Description of problem: Any calls to ps or top, while another process is dumping core, will hang in rw_sem_down_read_failed Jul 30 12:45:09 rgmldap30 kernel: ps D 00000000 0 9539 9538 9540 (NOTLB) Jul 30 12:45:09 rgmldap30 kernel: Call Trace: [rwsem_down_read_failed+325/368] rwsem_down_read_failed [kernel] 0x145 (0xe3febee8) Jul 30 12:45:09 rgmldap30 kernel: Call Trace: [<c022d3c5>] rwsem_down_read_failed [kernel] 0x145 (0xe3febee8) Jul 30 12:45:09 rgmldap30 kernel: [stext_lock+15326/33696] stext_lock [kernel] 0x3bde (0xe3febf14) Jul 30 12:45:09 rgmldap30 kernel: [<c023cbde>] stext_lock [kernel] 0x3bde (0xe3febf14) Jul 30 12:45:09 rgmldap30 kernel: [__alloc_pages+15/160] __alloc_pages [kernel] 0xf (0xe3febf40) Jul 30 12:45:09 rgmldap30 kernel: [<c013ebbf>] __alloc_pages [kernel] 0xf (0xe3febf40) Jul 30 12:45:09 rgmldap30 kernel: [proc_info_read+76/256] proc_info_read [kernel] 0x4c (0xe3febf58) Jul 30 12:45:09 rgmldap30 kernel: [<c01692fc>] proc_info_read [kernel] 0x4c (0xe3febf58) Jul 30 12:45:09 rgmldap30 kernel: [sys_read+150/288] sys_read [kernel] 0x96 (0xe3febf7c) Jul 30 12:45:09 rgmldap30 kernel: [<c0146c66>] sys_read [kernel] 0x96 (0xe3febf7c) Jul 30 12:45:09 rgmldap30 kernel: [sys_open+149/224] sys_open [kernel] 0x95 (0xe3febfa4) Jul 30 12:45:10 rgmldap30 kernel: [<c0146675>] sys_open [kernel] 0x95 (0xe3febfa4) Jul 30 12:45:10 rgmldap30 kernel: [system_call+51/56] system_call [kernel] 0x33 (0xe3febfc0) Jul 30 12:45:10 rgmldap30 kernel: [<c01073e3>] system_call [kernel] 0x33 (0xe3febfc0) How reproducible: Always Steps to Reproduce: 0. ulimit -c unlimited 1.run a program which mmap()s a 2 gb file 2. kill -SIGSEGV $! 3. ps auxw Additional info: Workaround: set coresize to 0
Created attachment 103188 [details] coredeadlock patch Changes read sem to write sem in coredump path. by bert.barbe
From: Arjan van de Ven
From: Arjan van de Ven read semaphores are *NOT* recursive.

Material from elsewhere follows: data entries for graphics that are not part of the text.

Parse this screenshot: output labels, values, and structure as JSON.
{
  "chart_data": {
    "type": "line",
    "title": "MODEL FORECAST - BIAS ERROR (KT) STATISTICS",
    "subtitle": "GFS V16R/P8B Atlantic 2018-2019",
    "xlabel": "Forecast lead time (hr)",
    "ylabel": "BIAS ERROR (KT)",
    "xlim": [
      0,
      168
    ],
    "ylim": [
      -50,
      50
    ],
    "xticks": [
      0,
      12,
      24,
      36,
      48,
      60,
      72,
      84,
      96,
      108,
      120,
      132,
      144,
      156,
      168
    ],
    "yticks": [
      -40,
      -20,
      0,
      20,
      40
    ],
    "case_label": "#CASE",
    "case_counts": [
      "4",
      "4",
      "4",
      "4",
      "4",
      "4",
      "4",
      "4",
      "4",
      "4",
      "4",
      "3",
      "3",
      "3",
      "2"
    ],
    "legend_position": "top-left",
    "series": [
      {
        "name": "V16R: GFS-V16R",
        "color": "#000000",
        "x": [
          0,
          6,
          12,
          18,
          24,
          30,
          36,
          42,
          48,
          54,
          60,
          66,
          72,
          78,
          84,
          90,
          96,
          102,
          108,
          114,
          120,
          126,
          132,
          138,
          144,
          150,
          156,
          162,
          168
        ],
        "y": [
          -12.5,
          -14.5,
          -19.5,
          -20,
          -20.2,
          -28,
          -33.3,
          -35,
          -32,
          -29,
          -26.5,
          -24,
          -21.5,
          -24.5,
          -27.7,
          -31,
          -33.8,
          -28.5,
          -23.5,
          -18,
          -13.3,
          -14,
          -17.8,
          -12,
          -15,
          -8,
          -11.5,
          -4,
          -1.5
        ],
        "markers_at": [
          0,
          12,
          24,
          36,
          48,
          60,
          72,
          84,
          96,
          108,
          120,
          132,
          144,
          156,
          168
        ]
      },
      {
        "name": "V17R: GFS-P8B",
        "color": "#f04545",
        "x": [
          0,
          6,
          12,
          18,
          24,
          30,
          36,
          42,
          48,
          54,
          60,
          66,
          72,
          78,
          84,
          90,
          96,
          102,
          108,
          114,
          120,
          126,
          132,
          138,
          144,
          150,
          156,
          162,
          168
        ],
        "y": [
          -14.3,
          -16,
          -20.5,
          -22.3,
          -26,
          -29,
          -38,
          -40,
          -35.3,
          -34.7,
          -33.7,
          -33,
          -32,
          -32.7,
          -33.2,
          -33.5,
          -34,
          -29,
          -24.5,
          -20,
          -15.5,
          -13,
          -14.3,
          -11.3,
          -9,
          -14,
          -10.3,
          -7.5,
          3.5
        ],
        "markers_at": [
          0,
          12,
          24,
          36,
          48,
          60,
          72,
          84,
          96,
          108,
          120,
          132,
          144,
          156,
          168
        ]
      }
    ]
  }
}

In the 2.4.9 era we used to have a boatload of issues with this semaphore being taken recursively; I thought we had all of them fixed but either one came back or one missed the as2.1 branch... From: Stephen Tweedie And worse, they break sporadically and unpredictably. Unless another thread comes in with a down_write() between the two recursive down_read()s, everything _appears_ to be working fine.
Migrating discussion into bugzilla :)
i've tried the test program and, ps does hang, but eventually returns when the core file is written. The 'rwsem_down_read_failed' message in and off itself is not a problem, it just means that we didn't immediately acquire the semaphore. perhaps, it is poorly named.

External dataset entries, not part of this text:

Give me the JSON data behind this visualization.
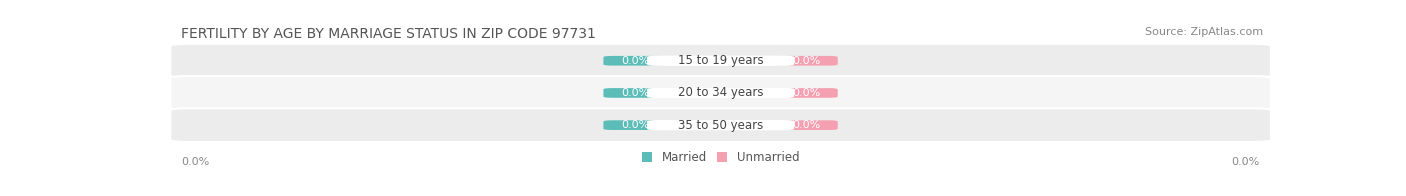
{
  "title": "FERTILITY BY AGE BY MARRIAGE STATUS IN ZIP CODE 97731",
  "source": "Source: ZipAtlas.com",
  "categories": [
    "15 to 19 years",
    "20 to 34 years",
    "35 to 50 years"
  ],
  "married_values": [
    0.0,
    0.0,
    0.0
  ],
  "unmarried_values": [
    0.0,
    0.0,
    0.0
  ],
  "married_color": "#5bbcb8",
  "unmarried_color": "#f4a0b0",
  "row_bg_colors": [
    "#ececec",
    "#f5f5f5",
    "#ececec"
  ],
  "title_fontsize": 10,
  "source_fontsize": 8,
  "label_fontsize": 8.5,
  "value_fontsize": 8,
  "ylim_left_label": "0.0%",
  "ylim_right_label": "0.0%",
  "legend_married": "Married",
  "legend_unmarried": "Unmarried",
  "background_color": "#ffffff"
}
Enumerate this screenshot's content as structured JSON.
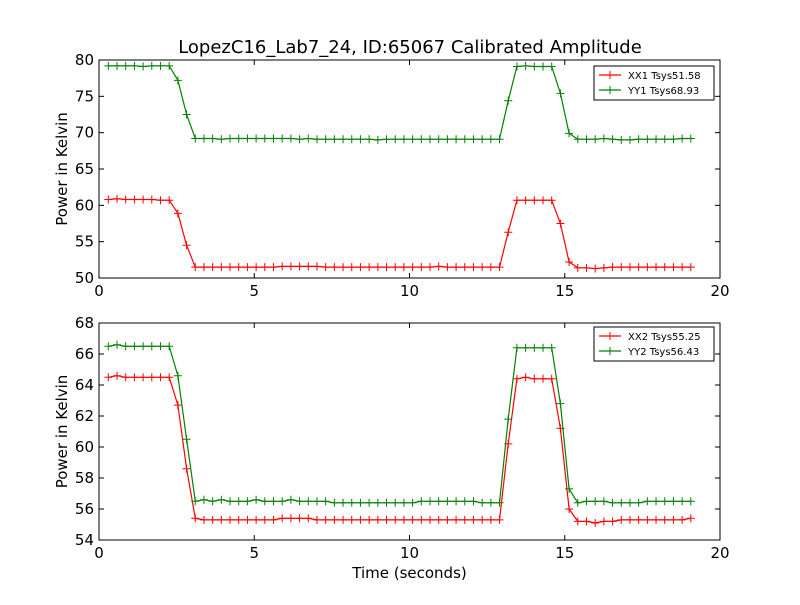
{
  "title": "LopezC16_Lab7_24, ID:65067 Calibrated Amplitude",
  "colors": {
    "red": "#ff0000",
    "green": "#008000"
  },
  "chart_data": [
    {
      "type": "line",
      "xlabel": "",
      "ylabel": "Power in Kelvin",
      "xlim": [
        0,
        20
      ],
      "ylim": [
        50,
        80
      ],
      "xticks": [
        0,
        5,
        10,
        15,
        20
      ],
      "yticks": [
        50,
        55,
        60,
        65,
        70,
        75,
        80
      ],
      "legend": "top-right",
      "grid": false,
      "marker": "+",
      "x": [
        0.3,
        0.58,
        0.86,
        1.14,
        1.42,
        1.7,
        1.98,
        2.26,
        2.54,
        2.82,
        3.1,
        3.38,
        3.66,
        3.94,
        4.22,
        4.5,
        4.78,
        5.06,
        5.34,
        5.62,
        5.9,
        6.18,
        6.46,
        6.74,
        7.02,
        7.3,
        7.58,
        7.86,
        8.14,
        8.42,
        8.7,
        8.98,
        9.26,
        9.54,
        9.82,
        10.1,
        10.38,
        10.66,
        10.94,
        11.22,
        11.5,
        11.78,
        12.06,
        12.34,
        12.62,
        12.9,
        13.18,
        13.46,
        13.74,
        14.02,
        14.3,
        14.58,
        14.86,
        15.14,
        15.42,
        15.7,
        15.98,
        16.26,
        16.54,
        16.82,
        17.1,
        17.38,
        17.66,
        17.94,
        18.22,
        18.5,
        18.78,
        19.06
      ],
      "series": [
        {
          "name": "XX1 Tsys51.58",
          "color": "#ff0000",
          "values": [
            60.8,
            60.9,
            60.8,
            60.8,
            60.8,
            60.8,
            60.7,
            60.7,
            58.9,
            54.5,
            51.5,
            51.5,
            51.5,
            51.5,
            51.5,
            51.5,
            51.5,
            51.5,
            51.5,
            51.5,
            51.6,
            51.6,
            51.6,
            51.6,
            51.6,
            51.5,
            51.5,
            51.5,
            51.5,
            51.5,
            51.5,
            51.5,
            51.5,
            51.5,
            51.5,
            51.5,
            51.5,
            51.5,
            51.6,
            51.5,
            51.5,
            51.5,
            51.5,
            51.5,
            51.5,
            51.5,
            56.3,
            60.7,
            60.7,
            60.7,
            60.7,
            60.7,
            57.5,
            52.2,
            51.4,
            51.4,
            51.3,
            51.4,
            51.5,
            51.5,
            51.5,
            51.5,
            51.5,
            51.5,
            51.5,
            51.5,
            51.5,
            51.5
          ]
        },
        {
          "name": "YY1 Tsys68.93",
          "color": "#008000",
          "values": [
            79.2,
            79.2,
            79.2,
            79.2,
            79.1,
            79.2,
            79.2,
            79.2,
            77.2,
            72.5,
            69.2,
            69.2,
            69.2,
            69.1,
            69.2,
            69.2,
            69.2,
            69.2,
            69.2,
            69.2,
            69.2,
            69.2,
            69.1,
            69.2,
            69.1,
            69.1,
            69.1,
            69.1,
            69.1,
            69.1,
            69.1,
            69.0,
            69.1,
            69.1,
            69.1,
            69.1,
            69.1,
            69.1,
            69.1,
            69.1,
            69.1,
            69.1,
            69.1,
            69.1,
            69.1,
            69.1,
            74.4,
            79.1,
            79.2,
            79.1,
            79.1,
            79.1,
            75.4,
            69.9,
            69.1,
            69.1,
            69.1,
            69.2,
            69.1,
            69.0,
            69.0,
            69.1,
            69.1,
            69.1,
            69.1,
            69.1,
            69.2,
            69.2
          ]
        }
      ]
    },
    {
      "type": "line",
      "xlabel": "Time (seconds)",
      "ylabel": "Power in Kelvin",
      "xlim": [
        0,
        20
      ],
      "ylim": [
        54,
        68
      ],
      "xticks": [
        0,
        5,
        10,
        15,
        20
      ],
      "yticks": [
        54,
        56,
        58,
        60,
        62,
        64,
        66,
        68
      ],
      "legend": "top-right",
      "grid": false,
      "marker": "+",
      "x": [
        0.3,
        0.58,
        0.86,
        1.14,
        1.42,
        1.7,
        1.98,
        2.26,
        2.54,
        2.82,
        3.1,
        3.38,
        3.66,
        3.94,
        4.22,
        4.5,
        4.78,
        5.06,
        5.34,
        5.62,
        5.9,
        6.18,
        6.46,
        6.74,
        7.02,
        7.3,
        7.58,
        7.86,
        8.14,
        8.42,
        8.7,
        8.98,
        9.26,
        9.54,
        9.82,
        10.1,
        10.38,
        10.66,
        10.94,
        11.22,
        11.5,
        11.78,
        12.06,
        12.34,
        12.62,
        12.9,
        13.18,
        13.46,
        13.74,
        14.02,
        14.3,
        14.58,
        14.86,
        15.14,
        15.42,
        15.7,
        15.98,
        16.26,
        16.54,
        16.82,
        17.1,
        17.38,
        17.66,
        17.94,
        18.22,
        18.5,
        18.78,
        19.06
      ],
      "series": [
        {
          "name": "XX2 Tsys55.25",
          "color": "#ff0000",
          "values": [
            64.5,
            64.6,
            64.5,
            64.5,
            64.5,
            64.5,
            64.5,
            64.5,
            62.7,
            58.6,
            55.4,
            55.3,
            55.3,
            55.3,
            55.3,
            55.3,
            55.3,
            55.3,
            55.3,
            55.3,
            55.4,
            55.4,
            55.4,
            55.4,
            55.3,
            55.3,
            55.3,
            55.3,
            55.3,
            55.3,
            55.3,
            55.3,
            55.3,
            55.3,
            55.3,
            55.3,
            55.3,
            55.3,
            55.3,
            55.3,
            55.3,
            55.3,
            55.3,
            55.3,
            55.3,
            55.3,
            60.2,
            64.4,
            64.5,
            64.4,
            64.4,
            64.4,
            61.2,
            56.0,
            55.2,
            55.2,
            55.1,
            55.2,
            55.2,
            55.3,
            55.3,
            55.3,
            55.3,
            55.3,
            55.3,
            55.3,
            55.3,
            55.4
          ]
        },
        {
          "name": "YY2 Tsys56.43",
          "color": "#008000",
          "values": [
            66.5,
            66.6,
            66.5,
            66.5,
            66.5,
            66.5,
            66.5,
            66.5,
            64.6,
            60.5,
            56.5,
            56.6,
            56.5,
            56.6,
            56.5,
            56.5,
            56.5,
            56.6,
            56.5,
            56.5,
            56.5,
            56.6,
            56.5,
            56.5,
            56.5,
            56.5,
            56.4,
            56.4,
            56.4,
            56.4,
            56.4,
            56.4,
            56.4,
            56.4,
            56.4,
            56.4,
            56.5,
            56.5,
            56.5,
            56.5,
            56.5,
            56.5,
            56.5,
            56.4,
            56.4,
            56.4,
            61.8,
            66.4,
            66.4,
            66.4,
            66.4,
            66.4,
            62.8,
            57.3,
            56.4,
            56.5,
            56.5,
            56.5,
            56.4,
            56.4,
            56.4,
            56.4,
            56.5,
            56.5,
            56.5,
            56.5,
            56.5,
            56.5
          ]
        }
      ]
    }
  ]
}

Greg, when you tested, didn't you see an actual deadlock - in other words, the coredump never finishing ?
This has been open for more than two months. I'm closing it. If its really an issue pls re-open.
Sorry, it took forever for these folks to get back to us and install the kernel patch (I think it just happened). In any event, I did not see the same behavior that you did with your testcase, either.. Thus far, they are very happy with the hacked together coredeadlock patch which is attached to this bugzilla...
REOPENED status has been deprecated. ASSIGNED with keyword of Reopened is preferred.